The German flag is flown over Kaiser-Wilhelmsland, …

Years: 1884 - 1884

The German flag is flown over Kaiser-Wilhelmsland, the Bismarck Archipelago and the German Solomon Islands on November 23, 1884, under the auspices of the Deutsche Neuguinea-Compagnie (New Guinea Company).

The first Germans in the South Pacific were probably sailors on the crew of ships of the Dutch East India Company: during Abel Tasman's first voyage, the captain of the Heemskerck was one Holleman (or Holman), born in Jever in northwest Germany.

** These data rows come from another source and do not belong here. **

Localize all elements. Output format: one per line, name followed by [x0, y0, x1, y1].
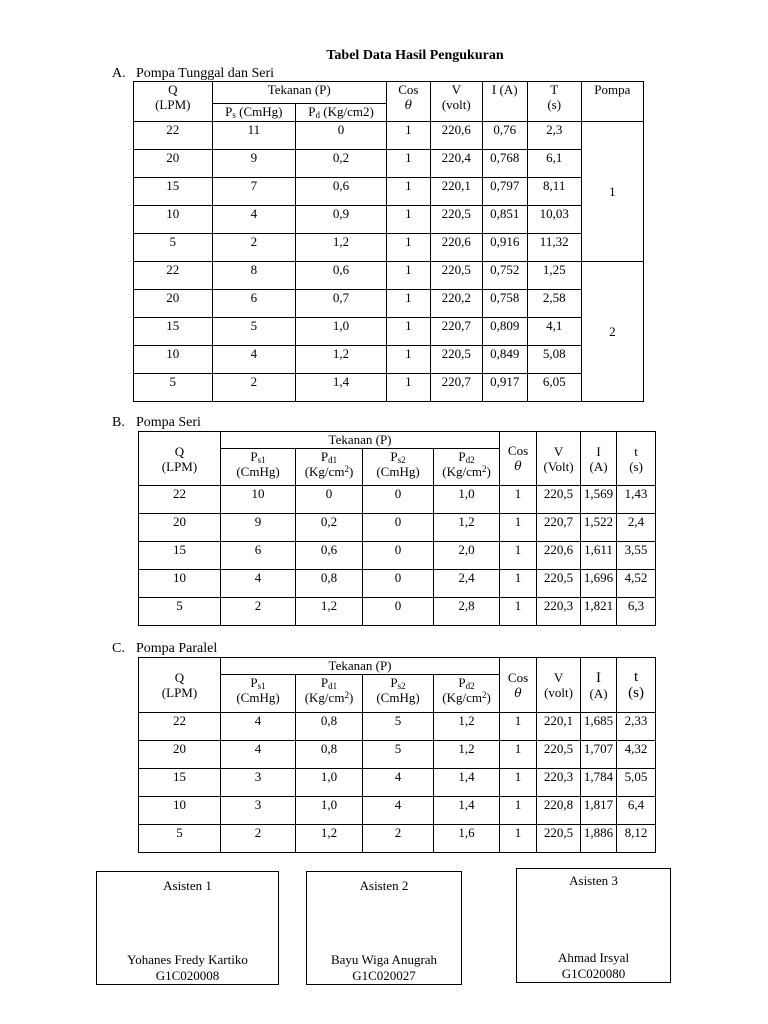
header-q: Q (LPM) [139, 432, 221, 486]
cell-cos: 1 [386, 234, 430, 262]
cell-cos: 1 [386, 290, 430, 318]
cell-t: 1,25 [527, 262, 581, 290]
cell-cos: 1 [386, 122, 430, 150]
cell-t: 1,43 [617, 486, 656, 514]
cell-q: 22 [134, 262, 213, 290]
header-pd2: $P_{d2}$ $(Kg/cm^2)$ [434, 675, 500, 713]
cell-q: 22 [139, 486, 221, 514]
cell-i: 0,916 [482, 234, 527, 262]
header-t: T (s) [527, 82, 581, 122]
cell-ps2: 0 [363, 542, 434, 570]
header-q: Q (LPM) [134, 82, 213, 122]
header-pompa: Pompa [581, 82, 643, 122]
header-i: I (A) [482, 82, 527, 122]
cell-v: 220,5 [430, 346, 482, 374]
cell-ps: 9 [212, 150, 296, 178]
cell-cos: 1 [386, 178, 430, 206]
cell-q: 20 [139, 514, 221, 542]
signature-id: G1C020027 [352, 968, 416, 983]
cell-cos: 1 [386, 318, 430, 346]
cell-t: 6,05 [527, 374, 581, 402]
header-i: I (A) [581, 658, 617, 713]
cell-i: 0,851 [482, 206, 527, 234]
cell-cos: 1 [500, 570, 537, 598]
cell-pompa: 2 [581, 262, 643, 402]
cell-ps2: 0 [363, 598, 434, 626]
header-pd2: $P_{d2}$ $(Kg/cm^2)$ [434, 449, 500, 486]
cell-i: 1,696 [581, 570, 617, 598]
section-c-heading [112, 641, 217, 657]
cell-t: 5,05 [617, 769, 656, 797]
cell-t: 6,4 [617, 797, 656, 825]
table-row [134, 262, 644, 290]
cell-i: 0,809 [482, 318, 527, 346]
table-row [139, 486, 656, 514]
cell-v: 220,3 [537, 598, 581, 626]
cell-t: 6,3 [617, 598, 656, 626]
cell-v: 220,1 [430, 178, 482, 206]
cell-t: 4,32 [617, 741, 656, 769]
signature-name: Yohanes Fredy Kartiko [127, 952, 248, 967]
header-pd1: $P_{d1}$ $(Kg/cm^2)$ [296, 449, 363, 486]
cell-pd: 0,2 [296, 150, 387, 178]
cell-cos: 1 [500, 713, 537, 741]
header-ps: $P_s$ (CmHg) [212, 104, 296, 122]
cell-ps1: 9 [221, 514, 296, 542]
cell-q: 15 [134, 318, 213, 346]
cell-ps: 6 [212, 290, 296, 318]
cell-i: 1,817 [581, 797, 617, 825]
cell-t: 2,4 [617, 514, 656, 542]
cell-v: 220,5 [537, 825, 581, 853]
header-pd: $P_d$ (Kg/cm2) [296, 104, 387, 122]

Hanseatic League merchant houses were the first to establish footholds: Johann Cesar Godeffroy & Sohn of Hamburg, headquartered at Samoa from 1857, operated a South Seas network of trading stations especially dominating the copra trade and carrying German immigrants to various South Pacific settlements; in 1877 another Hamburg firm, Hernsheim and Robertson, establishes a German community on Matupi Island, in Blanche Bay (the northeast coast of New Britain) from which it trades in New Britain, the Caroline and Marshall Islands.

By the end of 1875, one German trader reports: "German trade and German ships are encountered everywhere, almost at the exclusion of any other nation". (Hans-Jürgen Ohff (2008) Empires of enterprise: German and English commercial interests in East New Guinea 1884 to 1914 Thesis (Ph.D.) University of Adelaide, School of History and Politics; p. 26 quoting Schleinitz to Admiralty, 28 Dec. 1875, Drucksache zu den Verhandlungen des Bundesrath, 1879, vol. 1, Denkschrift, xxiv–xxvii, p. 3.)

In the late 1870s and early 1880s, an active minority, stemming mainly from a right-wing National Liberal and Free Conservative background, has organized various colonial societies all over Germany in order to persuade Chancellor Bismarck to embark on a colonial policy.

The most important ones are the "Kolonialverein of 1882" and the Gesellschaft für Deutsche Kolonisation, founded in 1884.

Bismarck's initial response may be summed up by a marginal note he wrote in 1881: "Colonies demand a fatherland in which the national feeling is stronger than the hatred of the parties [for each other]".

(Hartmut Pogge von Strandmann, "Domestic Origins of Germany's Colonial Expansion under Bismarck" (1969) Past & Present 42 pp 140–159 at p 144 citing Deutsches Zentralarchiv Potsdam, Reichskanzlei 7158.)

On April 24, 1884, Bismarck had signals a change in policy by placing German trading interests in southwestern Africa under the protection of the German Empire.

Bismarck tells the Reichstag on June 23, 1884 of the change of German colonial policy: annexations will now proceed but by grants of charters to private companies.

On his return to Germany from his 1879–1882 Pacific expedition, German ethnographer, naturalist and colonial explorer Otto Finsch had joined a small, informal group interested in German colonial expansion into the South Seas led by the banker, Adolph von Hansemann.

Finsch had encouraged them to pursue the founding of a colony on the northeast coast of New Guinea and the New Britain Archipelago, even providing them with an estimate of the costs of such a venture.